Di Bud Powell il regista ha ricostruito il rapporto col grafico Francis Paudras, basandosi sulla cronaca che questi scrisse sul soggiorno del pianista a Parigi. Di Lester Young, nel personaggio di Dale Turner, rinveniamo lo strumento, ossia il sax, il cappello ed alcuni tic, come l’appellativo «lady» che egli, indistintamente, attribuisce al sassofono, a molti oggetti o agli amici.
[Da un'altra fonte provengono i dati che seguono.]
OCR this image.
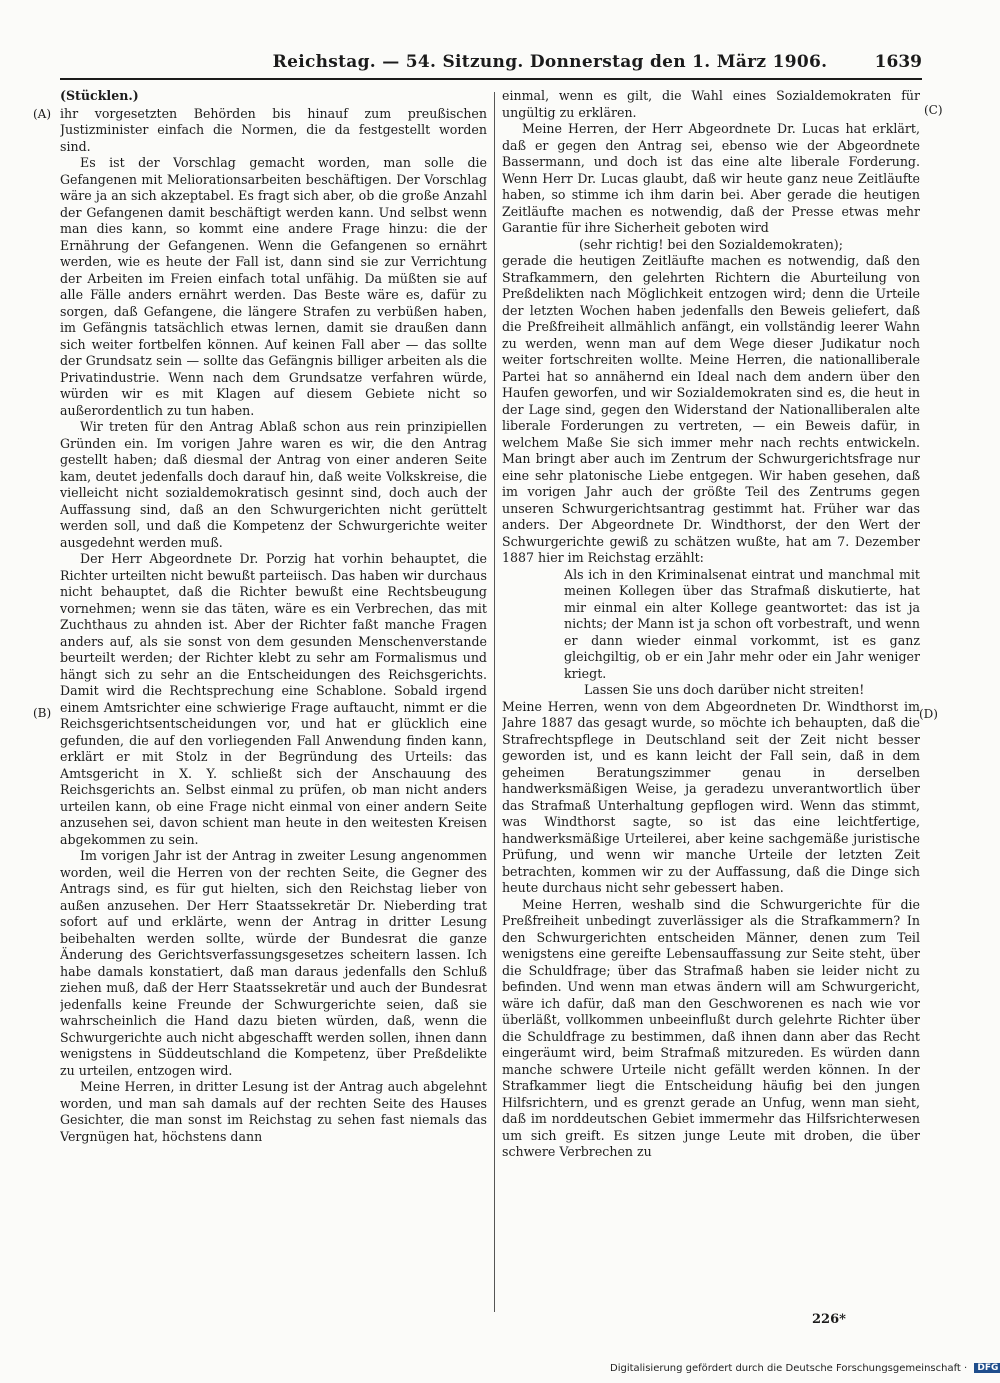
Reichstag. — 54. Sitzung. Donnerstag den 1. März 1906.	1639
(A)
(B)
(C)
(D)
(Stücklen.)

ihr vorgesetzten Behörden bis hinauf zum preußischen Justizminister einfach die Normen, die da festgestellt worden sind.

Es ist der Vorschlag gemacht worden, man solle die Gefangenen mit Meliorationsarbeiten beschäftigen. Der Vorschlag wäre ja an sich akzeptabel. Es fragt sich aber, ob die große Anzahl der Gefangenen damit beschäftigt werden kann. Und selbst wenn man dies kann, so kommt eine andere Frage hinzu: die der Ernährung der Gefangenen. Wenn die Gefangenen so ernährt werden, wie es heute der Fall ist, dann sind sie zur Verrichtung der Arbeiten im Freien einfach total unfähig. Da müßten sie auf alle Fälle anders ernährt werden. Das Beste wäre es, dafür zu sorgen, daß Gefangene, die längere Strafen zu verbüßen haben, im Gefängnis tatsächlich etwas lernen, damit sie draußen dann sich weiter fortbelfen können. Auf keinen Fall aber — das sollte der Grundsatz sein — sollte das Gefängnis billiger arbeiten als die Privatindustrie. Wenn nach dem Grundsatze verfahren würde, würden wir es mit Klagen auf diesem Gebiete nicht so außerordentlich zu tun haben.

Wir treten für den Antrag Ablaß schon aus rein prinzipiellen Gründen ein. Im vorigen Jahre waren es wir, die den Antrag gestellt haben; daß diesmal der Antrag von einer anderen Seite kam, deutet jedenfalls doch darauf hin, daß weite Volkskreise, die vielleicht nicht sozialdemokratisch gesinnt sind, doch auch der Auffassung sind, daß an den Schwurgerichten nicht gerüttelt werden soll, und daß die Kompetenz der Schwurgerichte weiter ausgedehnt werden muß.

Der Herr Abgeordnete Dr. Porzig hat vorhin behauptet, die Richter urteilten nicht bewußt parteiisch. Das haben wir durchaus nicht behauptet, daß die Richter bewußt eine Rechtsbeugung vornehmen; wenn sie das täten, wäre es ein Verbrechen, das mit Zuchthaus zu ahnden ist. Aber der Richter faßt manche Fragen anders auf, als sie sonst von dem gesunden Menschenverstande beurteilt werden; der Richter klebt zu sehr am Formalismus und hängt sich zu sehr an die Entscheidungen des Reichsgerichts. Damit wird die Rechtsprechung eine Schablone. Sobald irgend einem Amtsrichter eine schwierige Frage auftaucht, nimmt er die Reichsgerichtsentscheidungen vor, und hat er glücklich eine gefunden, die auf den vorliegenden Fall Anwendung finden kann, erklärt er mit Stolz in der Begründung des Urteils: das Amtsgericht in X. Y. schließt sich der Anschauung des Reichsgerichts an. Selbst einmal zu prüfen, ob man nicht anders urteilen kann, ob eine Frage nicht einmal von einer andern Seite anzusehen sei, davon schient man heute in den weitesten Kreisen abgekommen zu sein.

Im vorigen Jahr ist der Antrag in zweiter Lesung angenommen worden, weil die Herren von der rechten Seite, die Gegner des Antrags sind, es für gut hielten, sich den Reichstag lieber von außen anzusehen. Der Herr Staatssekretär Dr. Nieberding trat sofort auf und erklärte, wenn der Antrag in dritter Lesung beibehalten werden sollte, würde der Bundesrat die ganze Änderung des Gerichtsverfassungsgesetzes scheitern lassen. Ich habe damals konstatiert, daß man daraus jedenfalls den Schluß ziehen muß, daß der Herr Staatssekretär und auch der Bundesrat jedenfalls keine Freunde der Schwurgerichte seien, daß sie wahrscheinlich die Hand dazu bieten würden, daß, wenn die Schwurgerichte auch nicht abgeschafft werden sollen, ihnen dann wenigstens in Süddeutschland die Kompetenz, über Preßdelikte zu urteilen, entzogen wird.

Meine Herren, in dritter Lesung ist der Antrag auch abgelehnt worden, und man sah damals auf der rechten Seite des Hauses Gesichter, die man sonst im Reichstag zu sehen fast niemals das Vergnügen hat, höchstens dann

einmal, wenn es gilt, die Wahl eines Sozialdemokraten für ungültig zu erklären.

Meine Herren, der Herr Abgeordnete Dr. Lucas hat erklärt, daß er gegen den Antrag sei, ebenso wie der Abgeordnete Bassermann, und doch ist das eine alte liberale Forderung. Wenn Herr Dr. Lucas glaubt, daß wir heute ganz neue Zeitläufte haben, so stimme ich ihm darin bei. Aber gerade die heutigen Zeitläufte machen es notwendig, daß der Presse etwas mehr Garantie für ihre Sicherheit geboten wird

(sehr richtig! bei den Sozialdemokraten);

gerade die heutigen Zeitläufte machen es notwendig, daß den Strafkammern, den gelehrten Richtern die Aburteilung von Preßdelikten nach Möglichkeit entzogen wird; denn die Urteile der letzten Wochen haben jedenfalls den Beweis geliefert, daß die Preßfreiheit allmählich anfängt, ein vollständig leerer Wahn zu werden, wenn man auf dem Wege dieser Judikatur noch weiter fortschreiten wollte. Meine Herren, die nationalliberale Partei hat so annähernd ein Ideal nach dem andern über den Haufen geworfen, und wir Sozialdemokraten sind es, die heut in der Lage sind, gegen den Widerstand der Nationalliberalen alte liberale Forderungen zu vertreten, — ein Beweis dafür, in welchem Maße Sie sich immer mehr nach rechts entwickeln. Man bringt aber auch im Zentrum der Schwurgerichtsfrage nur eine sehr platonische Liebe entgegen. Wir haben gesehen, daß im vorigen Jahr auch der größte Teil des Zentrums gegen unseren Schwurgerichtsantrag gestimmt hat. Früher war das anders. Der Abgeordnete Dr. Windthorst, der den Wert der Schwurgerichte gewiß zu schätzen wußte, hat am 7. Dezember 1887 hier im Reichstag erzählt:

Als ich in den Kriminalsenat eintrat und manchmal mit meinen Kollegen über das Strafmaß diskutierte, hat mir einmal ein alter Kollege geantwortet: das ist ja nichts; der Mann ist ja schon oft vorbestraft, und wenn er dann wieder einmal vorkommt, ist es ganz gleichgiltig, ob er ein Jahr mehr oder ein Jahr weniger kriegt.

Lassen Sie uns doch darüber nicht streiten!

Meine Herren, wenn von dem Abgeordneten Dr. Windthorst im Jahre 1887 das gesagt wurde, so möchte ich behaupten, daß die Strafrechtspflege in Deutschland seit der Zeit nicht besser geworden ist, und es kann leicht der Fall sein, daß in dem geheimen Beratungszimmer genau in derselben handwerksmäßigen Weise, ja geradezu unverantwortlich über das Strafmaß Unterhaltung gepflogen wird. Wenn das stimmt, was Windthorst sagte, so ist das eine leichtfertige, handwerksmäßige Urteilerei, aber keine sachgemäße juristische Prüfung, und wenn wir manche Urteile der letzten Zeit betrachten, kommen wir zu der Auffassung, daß die Dinge sich heute durchaus nicht sehr gebessert haben.

Meine Herren, weshalb sind die Schwurgerichte für die Preßfreiheit unbedingt zuverlässiger als die Strafkammern? In den Schwurgerichten entscheiden Männer, denen zum Teil wenigstens eine gereifte Lebensauffassung zur Seite steht, über die Schuldfrage; über das Strafmaß haben sie leider nicht zu befinden. Und wenn man etwas ändern will am Schwurgericht, wäre ich dafür, daß man den Geschworenen es nach wie vor überläßt, vollkommen unbeeinflußt durch gelehrte Richter über die Schuldfrage zu bestimmen, daß ihnen dann aber das Recht eingeräumt wird, beim Strafmaß mitzureden. Es würden dann manche schwere Urteile nicht gefällt werden können. In der Strafkammer liegt die Entscheidung häufig bei den jungen Hilfsrichtern, und es grenzt gerade an Unfug, wenn man sieht, daß im norddeutschen Gebiet immermehr das Hilfsrichterwesen um sich greift. Es sitzen junge Leute mit droben, die über schwere Verbrechen zu

226*
Digitalisierung gefördert durch die Deutsche Forschungsgemeinschaft · DFG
Quando la cantante Darcey, personaggio riferibile a Billie Holiday, che a Lester Young fu artisticamente legata per anni, chiede a Dale se non avesse qualche rimpianto, si sente rispondere: «Non ho mai suonato con Count Basie». In Dale Turner non ci sono, però, solo Bud Powell e Lester Young ma, velatamente, tutti i giganti del jazz mondiale. «Round Midnight», tratteggia la tipica figura del jazzista moderno, dell’improvvisatore maudit, genio e sregolatezza al contempo, che vagheggia la possibilità di ottenere un salvacondotto ideale per un paradiso artificiale a sua immagine e somiglianza, fatto però di una realtà sibillina e perversa che lo condurrà all’autodistruzione. Il film di Tavernier è anche una rilettura, attraverso una visione europea, di quella diaspora che, negli anni ’50, portò nel Vecchio Continente, soprattutto a Parigi, una legione di musicisti bop. La musica del film, venne arrangiata e diretta da Herbie Hancock che vinse l’Oscar come migliore colonna sonora. Dexter Gordon fu in lizza per l’Oscar come migliore attore protagonista.